Here is a quick roundup of some recent Apache Spark news.
(1) Databricks and Typesafe released results from a survey of 2,136 individuals (mostly developers). Some key findings:
- 13% of respondents run Spark in production, 20% plan to use Spark in 2015
- Most say they expect to use the 82% Spark core to replace MapReduce
- 88% say they use the Scala API
- Respondents split on deployment: 54% deploy Spark standalone, 42% co-located with Hadoop under YARN
- 62% load data from HDFS, 46% from unspecified databases, 41% from Apache Kafka, 29% from Amazon S3
Analysis from GigaOm here.

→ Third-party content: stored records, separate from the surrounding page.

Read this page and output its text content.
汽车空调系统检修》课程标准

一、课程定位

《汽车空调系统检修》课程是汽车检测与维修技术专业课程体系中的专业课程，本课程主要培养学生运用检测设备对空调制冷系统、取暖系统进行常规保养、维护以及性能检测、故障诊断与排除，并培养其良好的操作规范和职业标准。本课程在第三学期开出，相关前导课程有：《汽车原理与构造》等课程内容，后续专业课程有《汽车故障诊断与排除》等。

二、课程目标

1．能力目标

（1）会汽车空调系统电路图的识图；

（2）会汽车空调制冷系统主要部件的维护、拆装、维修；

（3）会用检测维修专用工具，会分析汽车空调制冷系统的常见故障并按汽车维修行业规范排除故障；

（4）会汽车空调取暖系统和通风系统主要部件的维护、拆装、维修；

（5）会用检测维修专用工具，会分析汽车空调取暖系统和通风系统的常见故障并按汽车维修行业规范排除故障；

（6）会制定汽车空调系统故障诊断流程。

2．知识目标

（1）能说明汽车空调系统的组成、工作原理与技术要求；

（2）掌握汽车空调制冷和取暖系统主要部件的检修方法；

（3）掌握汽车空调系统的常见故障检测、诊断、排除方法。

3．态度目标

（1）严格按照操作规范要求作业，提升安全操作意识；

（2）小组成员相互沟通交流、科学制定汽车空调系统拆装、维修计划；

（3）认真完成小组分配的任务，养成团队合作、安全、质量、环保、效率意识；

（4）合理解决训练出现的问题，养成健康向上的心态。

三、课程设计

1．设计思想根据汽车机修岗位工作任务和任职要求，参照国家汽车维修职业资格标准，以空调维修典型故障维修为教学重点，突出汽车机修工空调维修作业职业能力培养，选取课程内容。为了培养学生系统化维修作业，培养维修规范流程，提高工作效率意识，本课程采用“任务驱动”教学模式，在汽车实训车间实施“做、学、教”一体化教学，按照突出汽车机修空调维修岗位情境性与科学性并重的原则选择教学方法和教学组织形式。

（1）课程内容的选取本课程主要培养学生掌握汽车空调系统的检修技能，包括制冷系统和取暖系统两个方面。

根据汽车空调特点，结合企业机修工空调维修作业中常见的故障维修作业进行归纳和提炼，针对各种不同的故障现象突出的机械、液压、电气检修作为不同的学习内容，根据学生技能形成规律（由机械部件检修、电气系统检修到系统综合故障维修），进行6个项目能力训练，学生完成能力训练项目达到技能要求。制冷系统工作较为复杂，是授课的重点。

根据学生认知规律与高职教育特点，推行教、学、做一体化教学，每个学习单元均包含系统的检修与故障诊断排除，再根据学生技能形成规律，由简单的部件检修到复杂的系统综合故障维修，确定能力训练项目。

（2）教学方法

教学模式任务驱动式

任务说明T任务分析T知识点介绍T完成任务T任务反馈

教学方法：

Copy of the report available here (registration required).
(2) On the Databricks blog, Jeremy Freeman introduces streaming k-means, a capability included in Spark 1.2. Excellent article outlining some of the practical differences between streaming and static analytics.
(3) NewSQL vendor MemSQL announced availability of its Spark Connector, which it claims offers seamless connectivity with Spark. More coverage here, here and here; analysis here.
(4) Learning Spark, by Holden Karau, Andy Konwinski, Patrick Wendell, and Matei Zaharia is now available from O’Reilly Media.
(5) InfoWorld selected Apache Spark (along with 31 other products and open source projects) for its 2015 Technology of the Year Award.